Computational Social Science: Principles and Applications

Graduate course, Michigan State University, Department of Communication, 2022

Computational thinking and methods have been widely discussed and adopted by social scientists in various subject areas (e.g., anthropology, communication, political science, public health, and sociology). This course is about how computational social science (CSS), as an emerging paradigm of research, changes the way in which social scientists empirically observe and understand human society. The course is composed of three modules:

  • The first module focuses on the fundamental principles in CSS, including research design, implementation, data collection and management, and data analysis.
  • The second module focuses on the conceptualization and modeling of three types of data preeminent in CSS research: text, time, and structure.
  • The third module concentrates on the application of computational methods in some prominent research domains, such as health communication, political communication, and user analytics.

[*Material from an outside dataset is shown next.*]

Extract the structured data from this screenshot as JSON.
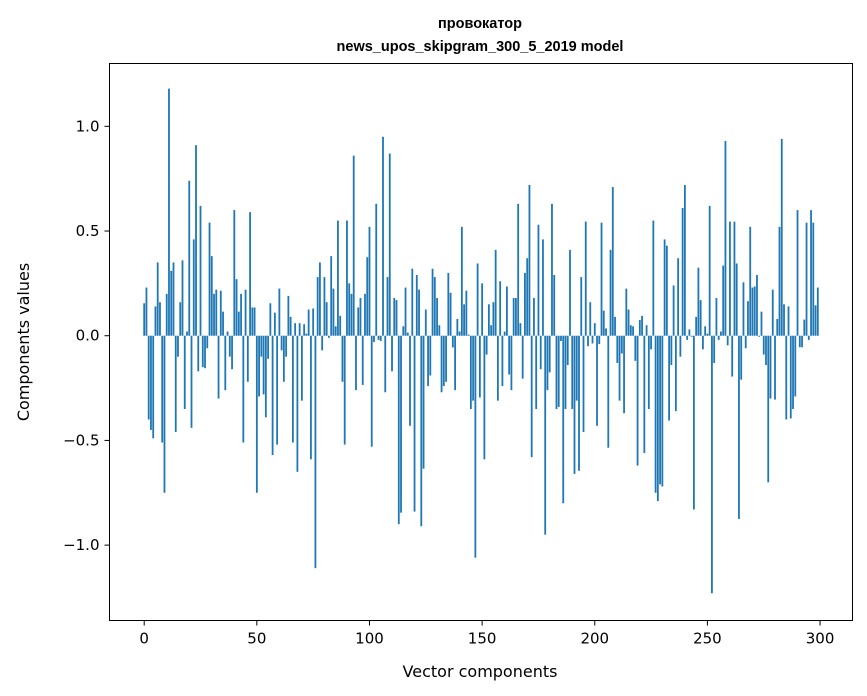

Communication Research Design II

Graduate course, Michigan State University, Department of Communication, 2023

This course is the second in the Ph.D. statistics sequence at the Department of Communication, MSU. It has a prerequisite of COM 901 or its equivalent. It is a four-credit class. The course aims to provide PhD students with a working knowledge of the assumptions, concepts, and theories underlying the most frequently used multivariate analysis techniques in quantitative social and behavioral sciences. These techniques include, but are not limited to, multiple regression, exploratory and confirmatory factor analysis, path analysis, structural equation modelling (SEM), multilevel analysis, and time series analysis. The selection of specific topics may be tailored to students’ research needs. The focus will be on practical issues such as selecting the appropriate analysis, preparing data for analysis in the popular statistical tools (e.g., SPSS, AMOS, or R), interpreting output, and presenting results of a complex nature. This course is a mixture of lectures, discussions, and hands-on practices.